Saturday, January 17, 2015
Get Into the Writing Habit
Developing good writing habits takes time and discipline. It also takes some determination and dedication. So how do you develop good writing habits?
First start by finding time to write. Not just here and there in your busy weekly schedule, but a specific times. You don’t need a lot of time, just a reasonable amount, say an hour or two, several times a week. If you use the time you set aside to write productively, you’ll get a lot done. If you wile away that time daydreaming about your first novel, you won’t get anything done.

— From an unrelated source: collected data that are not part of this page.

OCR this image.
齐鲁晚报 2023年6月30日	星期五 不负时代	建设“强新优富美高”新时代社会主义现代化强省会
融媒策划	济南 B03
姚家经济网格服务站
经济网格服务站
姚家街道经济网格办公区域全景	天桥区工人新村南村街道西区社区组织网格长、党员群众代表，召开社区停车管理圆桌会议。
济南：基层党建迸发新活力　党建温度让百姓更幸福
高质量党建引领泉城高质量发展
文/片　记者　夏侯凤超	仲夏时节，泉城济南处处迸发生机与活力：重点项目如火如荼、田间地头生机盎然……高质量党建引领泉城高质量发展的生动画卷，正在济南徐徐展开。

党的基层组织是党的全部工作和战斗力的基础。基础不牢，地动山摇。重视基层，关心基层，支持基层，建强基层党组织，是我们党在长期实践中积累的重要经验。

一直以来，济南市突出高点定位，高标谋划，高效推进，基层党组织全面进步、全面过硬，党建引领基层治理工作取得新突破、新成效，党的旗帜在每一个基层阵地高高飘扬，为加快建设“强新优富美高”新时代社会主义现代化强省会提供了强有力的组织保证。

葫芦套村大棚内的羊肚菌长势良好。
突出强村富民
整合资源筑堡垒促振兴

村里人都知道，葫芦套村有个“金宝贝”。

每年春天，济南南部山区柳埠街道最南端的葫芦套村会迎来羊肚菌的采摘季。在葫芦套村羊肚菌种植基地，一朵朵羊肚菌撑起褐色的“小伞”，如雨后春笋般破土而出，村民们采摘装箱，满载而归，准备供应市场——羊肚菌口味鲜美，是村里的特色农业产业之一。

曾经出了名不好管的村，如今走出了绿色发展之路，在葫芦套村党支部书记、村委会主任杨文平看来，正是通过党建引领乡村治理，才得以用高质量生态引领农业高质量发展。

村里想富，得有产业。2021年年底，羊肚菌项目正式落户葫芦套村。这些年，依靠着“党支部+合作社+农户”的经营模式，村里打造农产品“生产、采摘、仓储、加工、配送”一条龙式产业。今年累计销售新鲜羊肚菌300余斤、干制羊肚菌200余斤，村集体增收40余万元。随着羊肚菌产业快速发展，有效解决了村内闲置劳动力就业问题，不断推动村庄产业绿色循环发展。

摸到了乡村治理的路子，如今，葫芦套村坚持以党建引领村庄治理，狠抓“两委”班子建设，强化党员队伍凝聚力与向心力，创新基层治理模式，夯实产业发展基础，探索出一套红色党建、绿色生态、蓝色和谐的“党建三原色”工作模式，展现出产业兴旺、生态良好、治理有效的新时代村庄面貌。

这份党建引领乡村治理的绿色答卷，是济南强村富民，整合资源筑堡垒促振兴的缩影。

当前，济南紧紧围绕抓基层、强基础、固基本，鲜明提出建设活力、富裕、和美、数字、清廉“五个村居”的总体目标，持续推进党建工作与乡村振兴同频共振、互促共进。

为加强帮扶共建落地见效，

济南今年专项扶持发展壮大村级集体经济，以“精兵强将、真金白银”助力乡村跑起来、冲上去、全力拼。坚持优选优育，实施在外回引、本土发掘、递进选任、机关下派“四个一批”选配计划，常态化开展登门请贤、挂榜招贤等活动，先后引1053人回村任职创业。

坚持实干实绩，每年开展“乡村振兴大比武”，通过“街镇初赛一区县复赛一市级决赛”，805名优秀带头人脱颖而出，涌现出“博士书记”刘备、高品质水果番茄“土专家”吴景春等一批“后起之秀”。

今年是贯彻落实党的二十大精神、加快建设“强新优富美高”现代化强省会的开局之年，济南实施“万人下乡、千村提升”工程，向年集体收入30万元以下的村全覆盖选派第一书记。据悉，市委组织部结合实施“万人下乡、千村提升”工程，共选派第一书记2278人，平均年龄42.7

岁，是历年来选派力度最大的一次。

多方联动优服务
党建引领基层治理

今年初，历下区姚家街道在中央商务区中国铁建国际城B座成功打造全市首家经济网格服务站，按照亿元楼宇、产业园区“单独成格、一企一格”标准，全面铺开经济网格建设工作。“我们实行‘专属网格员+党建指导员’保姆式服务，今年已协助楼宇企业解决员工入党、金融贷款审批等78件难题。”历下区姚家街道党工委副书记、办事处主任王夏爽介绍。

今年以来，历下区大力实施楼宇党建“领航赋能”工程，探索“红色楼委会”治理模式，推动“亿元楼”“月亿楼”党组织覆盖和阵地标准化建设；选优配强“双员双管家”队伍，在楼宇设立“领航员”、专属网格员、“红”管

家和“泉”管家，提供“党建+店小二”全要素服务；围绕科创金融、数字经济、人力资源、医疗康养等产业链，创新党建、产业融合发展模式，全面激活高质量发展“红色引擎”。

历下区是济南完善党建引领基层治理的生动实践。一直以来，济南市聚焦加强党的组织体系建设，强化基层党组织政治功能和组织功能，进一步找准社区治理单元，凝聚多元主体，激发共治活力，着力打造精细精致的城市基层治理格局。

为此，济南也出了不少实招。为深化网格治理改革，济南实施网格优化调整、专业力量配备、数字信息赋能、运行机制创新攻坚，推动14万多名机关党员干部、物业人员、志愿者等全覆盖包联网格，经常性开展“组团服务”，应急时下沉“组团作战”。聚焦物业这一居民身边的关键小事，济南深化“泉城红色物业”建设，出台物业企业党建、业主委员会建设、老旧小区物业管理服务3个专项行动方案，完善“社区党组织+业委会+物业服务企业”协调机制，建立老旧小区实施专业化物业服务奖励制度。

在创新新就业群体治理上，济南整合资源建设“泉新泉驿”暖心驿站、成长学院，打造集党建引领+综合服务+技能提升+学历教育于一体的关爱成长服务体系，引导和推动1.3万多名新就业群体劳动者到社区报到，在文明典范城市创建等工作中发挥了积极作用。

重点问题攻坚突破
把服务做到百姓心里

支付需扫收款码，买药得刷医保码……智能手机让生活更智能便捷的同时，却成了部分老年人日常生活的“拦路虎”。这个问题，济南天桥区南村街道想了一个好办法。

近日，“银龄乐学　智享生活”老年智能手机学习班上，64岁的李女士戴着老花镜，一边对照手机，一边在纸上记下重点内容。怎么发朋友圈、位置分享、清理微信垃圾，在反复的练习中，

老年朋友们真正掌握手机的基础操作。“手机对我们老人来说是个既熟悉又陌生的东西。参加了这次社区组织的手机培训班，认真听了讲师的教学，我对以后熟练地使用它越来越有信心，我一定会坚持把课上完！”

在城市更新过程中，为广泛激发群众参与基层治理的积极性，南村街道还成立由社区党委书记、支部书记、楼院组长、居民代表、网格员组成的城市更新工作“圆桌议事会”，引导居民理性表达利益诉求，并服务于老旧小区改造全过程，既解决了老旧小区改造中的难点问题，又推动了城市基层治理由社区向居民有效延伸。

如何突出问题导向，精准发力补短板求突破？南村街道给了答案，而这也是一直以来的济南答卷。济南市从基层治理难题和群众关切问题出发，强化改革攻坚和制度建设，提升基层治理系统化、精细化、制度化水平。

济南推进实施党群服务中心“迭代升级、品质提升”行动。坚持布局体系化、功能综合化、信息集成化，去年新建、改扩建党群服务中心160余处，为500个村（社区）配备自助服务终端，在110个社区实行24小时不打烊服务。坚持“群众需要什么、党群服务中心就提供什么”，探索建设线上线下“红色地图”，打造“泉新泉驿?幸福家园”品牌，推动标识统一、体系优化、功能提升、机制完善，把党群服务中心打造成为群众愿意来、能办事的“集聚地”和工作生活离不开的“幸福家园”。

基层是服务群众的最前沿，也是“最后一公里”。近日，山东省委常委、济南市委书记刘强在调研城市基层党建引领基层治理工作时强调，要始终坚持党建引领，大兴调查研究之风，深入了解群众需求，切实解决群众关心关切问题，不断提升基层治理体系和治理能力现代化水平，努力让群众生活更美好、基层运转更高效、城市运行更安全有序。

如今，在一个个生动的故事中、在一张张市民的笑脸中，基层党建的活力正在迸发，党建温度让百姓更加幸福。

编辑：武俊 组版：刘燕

Begin by making a schedule for yourself. Lay out everything you do in a week, including relaxation time and meals, plus employment if you work at a full-time job. Look to see if there’s any time left. Don’t cut into your relaxation time, but look carefully at how much time you spend at meals. You’ll soon discover that you can easily set aside an hour or two to dedicate to writing.
The trick is to stick to your writing schedule. The time you’ve set aside doesn’t have to be spent actually writing. You could be doing research or editing. But you should be doing some sort of writing-related activity.
Like physical exercise, writing often isn’t a lot of fun while you’re doing it. The key is to make it enjoyable. Begin by writing about subjects that interest you—subjects that you’re passionate about. Your passion will produce the words.
Some writers literally go straight from their bed to their computer the first thing in the morning. For some working full-time at another job, this means getting up with the roosters. But even if you’re a full-time writer, starting the first thing in the morning is a good habit. And any distraction that takes them away from their work kills it. Once you get into the rhythm of writing, the material will flow from your fingertips, almost like magic.
To get yourself into a good writing habit, start by setting aside a designated time to write, each day or on selected days, according to your schedule. Try, if possible to set aside the same time each day, so that your mind will get used to delving into writing problems at that time. Many fiction writers set a number of words to write each day. Non-fiction writers, on the other hand, usually set a certain number of pages to write at each session.
Another good habit to develop is proofreading. With spell-checkers and grammar assists, too many beginning writers fail to do careful proofreading of their work before anyone else sees it. Set up a routine of sifting through your work. First proofread it by reading it from the bottom to the top and from right to left to throw our brain off. This will allow you to see mistakes you might otherwise miss.
Follow proofreading with polishing. Nothing says amateur like a piece that hasn’t been carefully polished. During this process, you’ll delete things that don’t fit, tighten up sentences, take out wordy phrases, and eliminate repetition.
By developing these good habits, your writing will go forward. And the more you do it, the more successful you’ll become at it.